Wednesday, September 14, 2011

Vitamin D History 101

Vitamin D is key in the metabolism of calcium. In fact the migration of early marine life onto land was only possible because Vitamin D made the development of strong bones possible, which could support mammals on land. Really the origins of Vitamin D can be traced back over 750 million years to single cell organism, however in terms of human history it has played a vital role all along. Our hunter-gatherer ancestors have always been exposed to strong sunlight and the darker complexion of peoples that live closer to the equator are testament to this history. In fact if you have darker skin and live north of 37 degrees latitude you really aren't able to make enough Vitamin D (in which case you need to supplement). The Neanderthal's demise may very well have had to do Vitamin D deficiency as well. Their bow-legged bone structure and stooped posture was a sign of severe calcium imbalances likely due to Vitamin D deficiency.

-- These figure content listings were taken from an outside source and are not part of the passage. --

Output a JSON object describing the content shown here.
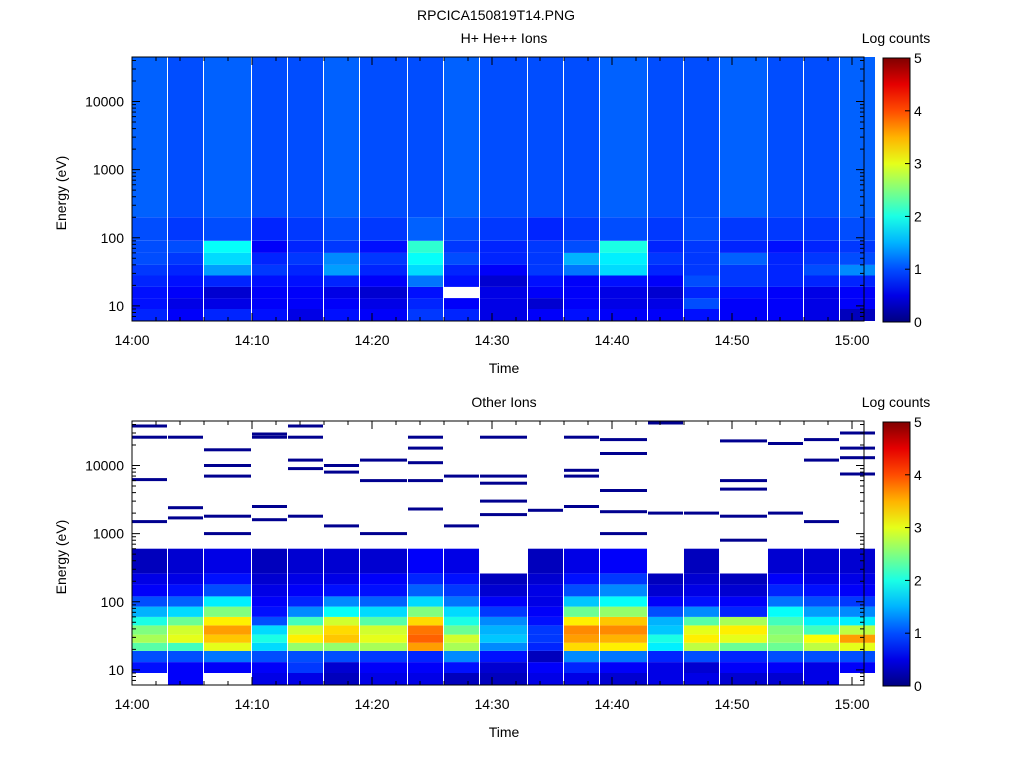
{
  "figure_title": "RPCICA150819T14.PNG",
  "chart_data": [
    {
      "type": "heatmap",
      "title": "H+ He++ Ions",
      "xlabel": "Time",
      "ylabel": "Energy (eV)",
      "yscale": "log",
      "xlim": [
        "14:00",
        "15:01"
      ],
      "ylim": [
        6,
        45000
      ],
      "x_ticks": [
        "14:00",
        "14:10",
        "14:20",
        "14:30",
        "14:40",
        "14:50",
        "15:00"
      ],
      "y_ticks": [
        "10",
        "100",
        "1000",
        "10000"
      ],
      "colorbar": {
        "label": "Log counts",
        "range": [
          0,
          5
        ],
        "ticks": [
          "0",
          "1",
          "2",
          "3",
          "4",
          "5"
        ]
      },
      "time_bins": [
        "14:00",
        "14:03",
        "14:06",
        "14:10",
        "14:13",
        "14:16",
        "14:19",
        "14:23",
        "14:26",
        "14:29",
        "14:33",
        "14:36",
        "14:39",
        "14:43",
        "14:46",
        "14:49",
        "14:53",
        "14:56",
        "14:59"
      ],
      "energy_bands_ev": [
        [
          6,
          9
        ],
        [
          9,
          13
        ],
        [
          13,
          19
        ],
        [
          19,
          28
        ],
        [
          28,
          40
        ],
        [
          40,
          60
        ],
        [
          60,
          90
        ],
        [
          90,
          200
        ],
        [
          200,
          45000
        ]
      ],
      "values": [
        [
          0.8,
          0.6,
          0.8,
          0.7,
          0.5,
          0.7,
          0.6,
          0.9,
          0.8,
          0.5,
          0.6,
          0.7,
          0.6,
          0.6,
          0.7,
          0.6,
          0.6,
          0.5,
          0.3
        ],
        [
          0.7,
          0.5,
          0.5,
          0.6,
          0.6,
          0.6,
          0.5,
          0.8,
          0.6,
          0.5,
          0.4,
          0.6,
          0.5,
          0.5,
          1.0,
          0.6,
          0.6,
          0.5,
          0.6
        ],
        [
          0.7,
          0.6,
          0.4,
          0.6,
          0.6,
          0.5,
          0.4,
          0.7,
          null,
          0.5,
          0.6,
          0.6,
          0.5,
          0.4,
          0.8,
          0.7,
          0.6,
          0.5,
          0.6
        ],
        [
          0.8,
          0.7,
          0.8,
          0.7,
          0.7,
          0.8,
          0.6,
          1.2,
          0.7,
          0.4,
          0.7,
          0.6,
          0.7,
          0.6,
          1.0,
          0.9,
          0.8,
          0.8,
          0.8
        ],
        [
          0.9,
          0.8,
          1.4,
          0.9,
          0.8,
          1.4,
          0.8,
          1.7,
          0.8,
          0.6,
          0.9,
          1.2,
          1.7,
          0.8,
          0.9,
          0.9,
          0.8,
          1.0,
          1.3
        ],
        [
          1.0,
          0.9,
          1.7,
          0.8,
          0.9,
          1.3,
          0.9,
          1.9,
          1.0,
          0.8,
          0.9,
          1.5,
          1.8,
          0.9,
          0.9,
          1.1,
          0.8,
          0.9,
          1.0
        ],
        [
          1.0,
          1.0,
          1.9,
          0.6,
          0.8,
          0.9,
          0.7,
          2.1,
          0.9,
          0.8,
          0.9,
          1.0,
          2.0,
          0.8,
          0.9,
          0.8,
          0.7,
          0.8,
          0.9
        ],
        [
          1.0,
          0.9,
          1.0,
          0.8,
          0.9,
          1.0,
          0.9,
          1.1,
          1.0,
          0.9,
          0.8,
          0.9,
          1.0,
          0.9,
          1.0,
          0.9,
          0.9,
          0.9,
          1.0
        ],
        [
          1.1,
          1.0,
          1.1,
          1.0,
          1.0,
          1.1,
          1.0,
          1.0,
          1.1,
          1.0,
          1.0,
          1.0,
          1.1,
          1.0,
          1.0,
          1.1,
          1.0,
          1.0,
          1.1
        ]
      ]
    },
    {
      "type": "heatmap",
      "title": "Other Ions",
      "xlabel": "Time",
      "ylabel": "Energy (eV)",
      "yscale": "log",
      "xlim": [
        "14:00",
        "15:01"
      ],
      "ylim": [
        6,
        45000
      ],
      "x_ticks": [
        "14:00",
        "14:10",
        "14:20",
        "14:30",
        "14:40",
        "14:50",
        "15:00"
      ],
      "y_ticks": [
        "10",
        "100",
        "1000",
        "10000"
      ],
      "colorbar": {
        "label": "Log counts",
        "range": [
          0,
          5
        ],
        "ticks": [
          "0",
          "1",
          "2",
          "3",
          "4",
          "5"
        ]
      },
      "time_bins": [
        "14:00",
        "14:03",
        "14:06",
        "14:10",
        "14:13",
        "14:16",
        "14:19",
        "14:23",
        "14:26",
        "14:29",
        "14:33",
        "14:36",
        "14:39",
        "14:43",
        "14:46",
        "14:49",
        "14:53",
        "14:56",
        "14:59"
      ],
      "energy_bands_ev": [
        [
          6,
          9
        ],
        [
          9,
          13
        ],
        [
          13,
          19
        ],
        [
          19,
          25
        ],
        [
          25,
          33
        ],
        [
          33,
          45
        ],
        [
          45,
          60
        ],
        [
          60,
          85
        ],
        [
          85,
          120
        ],
        [
          120,
          180
        ],
        [
          180,
          260
        ],
        [
          260,
          600
        ]
      ],
      "values": [
        [
          null,
          0.6,
          null,
          0.5,
          0.5,
          0.3,
          0.5,
          0.5,
          0.3,
          0.3,
          0.5,
          0.5,
          0.4,
          0.5,
          0.5,
          0.4,
          0.4,
          0.5,
          null
        ],
        [
          0.7,
          0.6,
          0.6,
          0.6,
          0.9,
          0.4,
          0.6,
          0.6,
          0.7,
          0.4,
          0.6,
          0.8,
          0.6,
          0.5,
          0.4,
          0.6,
          0.6,
          0.5,
          0.6
        ],
        [
          1.0,
          1.0,
          1.2,
          1.0,
          1.0,
          1.0,
          0.9,
          0.8,
          1.3,
          0.7,
          0.3,
          1.3,
          1.2,
          0.8,
          1.0,
          0.8,
          1.0,
          1.0,
          1.0
        ],
        [
          2.3,
          2.2,
          3.0,
          1.7,
          2.6,
          2.6,
          2.7,
          3.6,
          2.7,
          1.3,
          0.8,
          3.3,
          3.2,
          1.8,
          2.8,
          2.4,
          2.4,
          2.8,
          3.0
        ],
        [
          2.7,
          3.0,
          3.4,
          2.0,
          3.2,
          3.4,
          3.0,
          3.9,
          2.9,
          1.6,
          0.9,
          3.6,
          3.5,
          2.0,
          3.2,
          3.0,
          2.6,
          3.1,
          3.6
        ],
        [
          2.5,
          2.9,
          3.6,
          1.7,
          2.9,
          3.3,
          2.9,
          3.8,
          2.4,
          1.5,
          0.9,
          3.7,
          3.7,
          1.6,
          3.0,
          3.2,
          2.5,
          2.2,
          2.8
        ],
        [
          2.0,
          2.4,
          3.2,
          1.0,
          2.2,
          2.9,
          2.3,
          3.3,
          2.0,
          1.3,
          0.7,
          3.2,
          3.4,
          1.5,
          2.3,
          2.7,
          2.2,
          1.8,
          1.8
        ],
        [
          1.5,
          1.7,
          2.5,
          0.7,
          1.3,
          1.9,
          1.7,
          2.5,
          1.7,
          0.9,
          0.6,
          2.4,
          2.6,
          1.0,
          1.3,
          0.8,
          1.9,
          1.4,
          1.3
        ],
        [
          1.0,
          1.1,
          1.8,
          0.6,
          0.8,
          1.3,
          1.1,
          1.7,
          1.2,
          0.6,
          0.5,
          1.6,
          1.9,
          0.6,
          0.7,
          0.6,
          1.2,
          1.0,
          0.9
        ],
        [
          0.6,
          0.7,
          1.0,
          0.5,
          0.6,
          0.7,
          0.7,
          1.1,
          0.9,
          0.4,
          0.5,
          1.0,
          1.3,
          0.4,
          0.5,
          0.4,
          0.8,
          0.7,
          0.6
        ],
        [
          0.5,
          0.5,
          0.7,
          0.4,
          0.5,
          0.5,
          0.6,
          0.8,
          0.7,
          0.3,
          0.4,
          0.7,
          0.9,
          0.3,
          0.4,
          0.3,
          0.6,
          0.5,
          0.5
        ],
        [
          0.3,
          0.4,
          0.5,
          0.3,
          0.4,
          0.4,
          0.4,
          0.6,
          0.5,
          null,
          0.3,
          0.5,
          0.6,
          null,
          0.3,
          null,
          0.4,
          0.4,
          0.4
        ]
      ],
      "sparse_lines_ev": [
        [
          1500,
          6200,
          26000,
          38000,
          null
        ],
        [
          2400,
          1700,
          26000,
          null,
          null
        ],
        [
          1800,
          1000,
          17000,
          10000,
          7000
        ],
        [
          2500,
          1600,
          29000,
          26000,
          null
        ],
        [
          1800,
          9000,
          12000,
          26000,
          38000
        ],
        [
          1300,
          10000,
          8000,
          null,
          null
        ],
        [
          1000,
          12000,
          6000,
          null,
          null
        ],
        [
          2300,
          11000,
          18000,
          26000,
          6000
        ],
        [
          1300,
          7000,
          null,
          null,
          null
        ],
        [
          1900,
          3000,
          5500,
          7000,
          26000
        ],
        [
          2200,
          null,
          null,
          null,
          null
        ],
        [
          2500,
          7000,
          8500,
          26000,
          null
        ],
        [
          1000,
          2100,
          4300,
          15000,
          24000
        ],
        [
          2000,
          42000,
          null,
          null,
          null
        ],
        [
          2000,
          null,
          null,
          null,
          null
        ],
        [
          800,
          1800,
          4500,
          6000,
          23000
        ],
        [
          2000,
          21000,
          null,
          null,
          null
        ],
        [
          1500,
          12000,
          24000,
          null,
          null
        ],
        [
          7500,
          13000,
          18000,
          30000,
          null
        ]
      ]
    }
  ]
}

In more recent times, it was during the Industrial Revolution when more and more people began living in big smoggy cities, seeing less and less sun. At the turn of the 20th century it was discovered that sunlight caused the skin to produce Vitamin D, it was estimated that close to 80% of kids living in Northern Europe and the Northeastern United States suffered from rickets, which is a bone deforming disease. Heliotherapy (exposing people to sunlight) became increasingly popular and was prescribed for the treatment of rickets, tuberculosis and psoriasis. And although it worked, it fell out of favor and instead the use of antibiotics, vaccinations and other drugs were heavily promoted. During the 1960s the pharmaceutical industry began to shift public perception, regarding the risk of skin-cancer and premature wrinkling due to sun over-exposure. All of a sudden we began to think of the sun as "bad"! It should be noted that it has been known since 1937 that, yes, over exposure to strong sunlight can increase the risk of skin cancer (generally easily treatable), but that UV sunlight can actually protect you from many more, and much more deadly cancers. Non-melanoma skin cancer has a death rate of 0.5%, while internal cancers such as colon and breast cancer can have death rates of 20%-65%. In fact there is even evidence that increased sun exposure can increase survival rates for melanoma, which is a more deadly form of skin cancer!

I hope you are getting the point, Vitamin D is absolutely vital for good health and sunlight is not bad! Sunlight has always, since the beginning of time, been essential for life and it is still today vital for our well being. Sunscreen with SPF 30 will eliminate 99% of your skin's ability to manufacture Vitamin D. If you give yourself 15 to 30 minutes of strong full body sunlight, when the sun is highest in the sky, you will have plenty of Vitamin D! The rest of the time, you can moderate your exposure by covering yourself and wearing a hat. Just don't let your skin burn.